Important note, 2023-06-19: Hugo 0.114.0 is the first version that supports the new packaging, which uses the Dart Sass package, which the v2 build will install through use of a DART_SASS_VERSION env var. If forced to use an older version of Hugo, you must continue with the older, archived Embedded Dart Sass packaging and EMBEDDED_DART_SASS_VERSION.

“But there’s more.”

Deep-cloning of your repo

Hugo’s .GitInfo object enables you to access and display Git revision information in your site, but all of that works properly online only if your site host, when accessing your Hugo project’s repository, does a deep clone of the repo. Some hosts do, but the native CFP UI didn’t make that possible — or so I thought, until I participated in the v2 beta test.

While asking in the Discord about some other features, I explained this problem to two members of the Cloudflare team and added that it would surely be nice for Hugo users if there were a way to control the depth of CFP’s repo-cloning process.
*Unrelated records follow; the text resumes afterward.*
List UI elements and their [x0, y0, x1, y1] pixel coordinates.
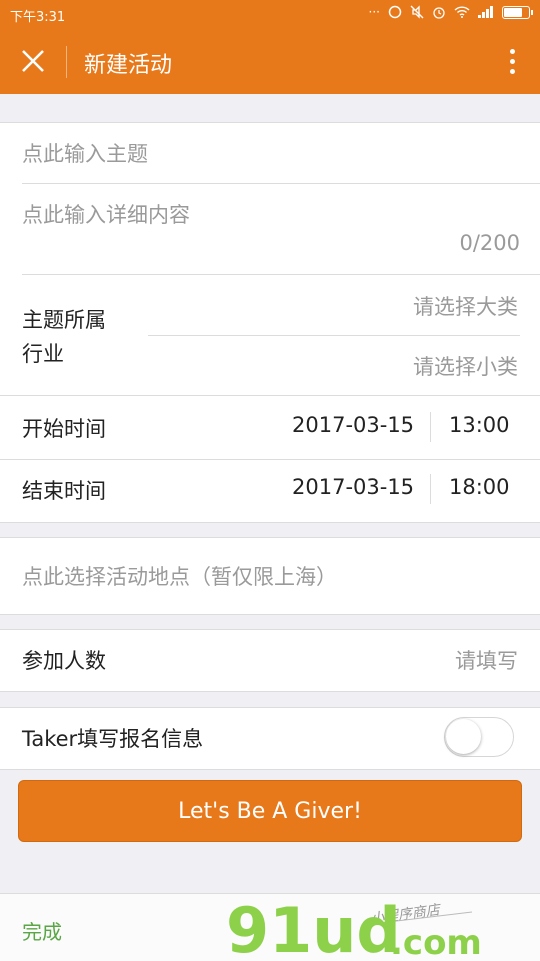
participants-input[interactable]: 请填写 — [455, 645, 518, 675]
submit-button[interactable]: Let's Be A Giver! — [18, 780, 522, 842]
more-vertical-icon[interactable] — [508, 45, 516, 77]
status-time: 下午3:31 — [10, 10, 66, 25]
battery-icon — [502, 5, 533, 19]
submit-button-label: Let's Be A Giver! — [178, 798, 362, 824]
time-card: 开始时间 2017-03-15 13:00 结束时间 2017-03-15 18… — [0, 395, 540, 523]
toggle-knob — [446, 719, 481, 754]
wifi-icon — [454, 6, 470, 18]
participants-label: 参加人数 — [22, 649, 106, 673]
location-placeholder: 点此选择活动地点（暂仅限上海） — [22, 565, 337, 589]
location-card[interactable]: 点此选择活动地点（暂仅限上海） — [0, 537, 540, 615]
status-icons: ··· — [368, 5, 533, 19]
start-label: 开始时间 — [22, 417, 106, 441]
taker-toggle[interactable] — [444, 717, 514, 757]
topic-input[interactable]: 点此输入主题 — [0, 123, 540, 183]
detail-placeholder: 点此输入详细内容 — [22, 203, 190, 227]
start-date-picker[interactable]: 2017-03-15 — [292, 413, 414, 437]
signal-icon — [478, 6, 493, 18]
circle-icon — [388, 5, 402, 19]
industry-major-select[interactable]: 请选择大类 — [148, 275, 540, 335]
char-counter: 0/200 — [459, 231, 520, 255]
industry-major-placeholder: 请选择大类 — [413, 295, 518, 319]
app-bar: 新建活动 — [0, 30, 540, 94]
status-bar: 下午3:31 ··· — [0, 0, 540, 30]
industry-minor-placeholder: 请选择小类 — [413, 355, 518, 379]
app-bar-divider — [66, 46, 67, 78]
industry-label: 主题所属 行业 — [22, 308, 106, 366]
end-label: 结束时间 — [22, 479, 106, 503]
taker-card: Taker填写报名信息 — [0, 707, 540, 770]
industry-minor-select[interactable]: 请选择小类 — [148, 336, 540, 394]
topic-card: 点此输入主题 点此输入详细内容 0/200 主题所属 行业 请选择大类 请选择小… — [0, 122, 540, 396]
page-title: 新建活动 — [84, 53, 173, 78]
alarm-icon — [433, 7, 445, 19]
taker-label: Taker填写报名信息 — [22, 727, 204, 751]
end-date-picker[interactable]: 2017-03-15 — [292, 475, 414, 499]
participants-card: 参加人数 请填写 — [0, 629, 540, 692]
start-time-picker[interactable]: 13:00 — [449, 413, 510, 437]
bottom-bar: 完成 小程序商店 91ud .com — [0, 893, 540, 961]
detail-textarea[interactable]: 点此输入详细内容 0/200 — [0, 184, 540, 274]
end-time-picker[interactable]: 18:00 — [449, 475, 510, 499]
close-icon[interactable] — [18, 46, 48, 76]
watermark-logo: 小程序商店 91ud .com — [226, 894, 482, 961]
date-time-divider — [430, 474, 431, 504]
watermark-domain: .com — [390, 923, 482, 961]
date-time-divider — [430, 412, 431, 442]
topic-placeholder: 点此输入主题 — [22, 142, 148, 166]
mute-icon — [410, 5, 424, 19]
done-button[interactable]: 完成 — [22, 916, 62, 945]
ellipsis-icon: ··· — [368, 5, 380, 19]
watermark-main: 91ud — [226, 894, 401, 961]
start-time-row: 开始时间 2017-03-15 13:00 — [0, 396, 540, 458]
end-time-row: 结束时间 2017-03-15 18:00 — [0, 460, 540, 522]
A few minutes later, one of the Cloudflare guys said he thought it was possible, and suggested I try concatenating git fetch --unshallow onto a Hugo build command. Thus, for most Hugo sites, that would probably result in something like:

git fetch --unshallow && hugo --minify

And, as I told him a moment or two later:

Holy bleep, it worked — awesome.

I knew that it had worked because my v2 test repo was a duplicate of this site’s repo, so all I had to do was compare the two sites’ .GitInfo results for identical pages.

He subsequently informed me it would work on the current build image, too, which I also confirmed by testing it on a different repo that was still using that image.

Curing pain points

“So, what’s the big deal?” you may ask.

Well, let me quote something else I said to the Cloudflare folks on the Discord after learning about these items:

. . . this now will make CFP with v2 the only GUI-based deploy which can do both of the following for a Hugo user:

(a.) Use Embedded Dart Sass.

(b.) Use .GitInfo with deep cloning.

. . . the lacks of which have been big pain points for Hugo users not willing to trouble with [CI/CD].


Those two features combine to constitute a very big deal for Hugo users who host on CFP.

While I could obtain no ETA for v2’s release to general availability — it’s still in that private beta — I was told GA will come “sooner than you think.” Rest assured I will watch this situation very closely, and let you know when that release occurs.

Update, 2023-05-17: Cloudflare announced today that v2’s beta test is now public.